A lot of people said: ctrl+s stop/pause only the terminal output, not the program. But today, I have opened in terminal a movie
mplayer mymovie.mkv
Movie start to play, after I press ctrl+S
movie stop, and resume(using the mouse wheel) only after pressing ctrl+q
Why this happen if ctrl+s stop only terminal output as many people said? I have also tried xmms and ffplay using ctrl+s ctrl+q
ffplay file.mp3 # The video stop,the terminal output stop, the audio continue
xmms file.mp3 # The audio continue
答案1
It does stop just the TTY. However that has side effects that propagate down to the applications running in it.

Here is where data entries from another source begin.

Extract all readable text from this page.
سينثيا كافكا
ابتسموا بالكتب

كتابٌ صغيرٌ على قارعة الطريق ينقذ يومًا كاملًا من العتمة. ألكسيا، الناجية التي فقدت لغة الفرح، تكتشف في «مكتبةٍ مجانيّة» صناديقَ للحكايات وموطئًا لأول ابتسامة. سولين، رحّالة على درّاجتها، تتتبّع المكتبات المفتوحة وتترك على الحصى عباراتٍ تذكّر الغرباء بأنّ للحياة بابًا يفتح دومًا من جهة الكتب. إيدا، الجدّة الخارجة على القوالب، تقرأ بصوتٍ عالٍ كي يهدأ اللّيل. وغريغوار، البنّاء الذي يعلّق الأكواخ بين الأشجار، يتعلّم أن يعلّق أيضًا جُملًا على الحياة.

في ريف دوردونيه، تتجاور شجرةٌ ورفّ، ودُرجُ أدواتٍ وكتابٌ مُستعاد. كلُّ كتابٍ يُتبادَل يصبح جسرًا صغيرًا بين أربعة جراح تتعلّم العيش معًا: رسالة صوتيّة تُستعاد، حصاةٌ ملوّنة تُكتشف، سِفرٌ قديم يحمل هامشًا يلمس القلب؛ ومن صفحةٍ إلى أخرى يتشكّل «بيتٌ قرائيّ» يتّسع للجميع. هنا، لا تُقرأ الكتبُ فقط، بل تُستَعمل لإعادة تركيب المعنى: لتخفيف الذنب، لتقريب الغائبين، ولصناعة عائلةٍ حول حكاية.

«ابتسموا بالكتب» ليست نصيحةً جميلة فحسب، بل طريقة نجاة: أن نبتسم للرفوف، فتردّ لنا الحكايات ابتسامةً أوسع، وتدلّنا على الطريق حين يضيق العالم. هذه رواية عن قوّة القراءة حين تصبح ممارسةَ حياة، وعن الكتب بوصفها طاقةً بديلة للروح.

Basically when you do Ctrl+S, the TTY stops reading data from the file descriptor the programs are connected to. This file descriptor is basically a pipe, which has a buffer on it. Thus programs which don't write a lot are able to continue operating for a short period while the TTY isn't reading. But as soon as that buffer fills up, any application which tries to write to it is going to end up blocking and hang.
I don't know the details of ffplay
, but I suspect this is what's happening. If it renders some sort of progress bar or status to the terminal, this can fill up that buffer very fast.
The reason why the audio might continue while video does not is likely due to threading. Only the thread which writes to the TTY is going to end up blocking. Other threads can continue. So if the thread that handles video is also the one writing to the TTY, or if it needs something from the thread that is writing to the TTY, it will hang.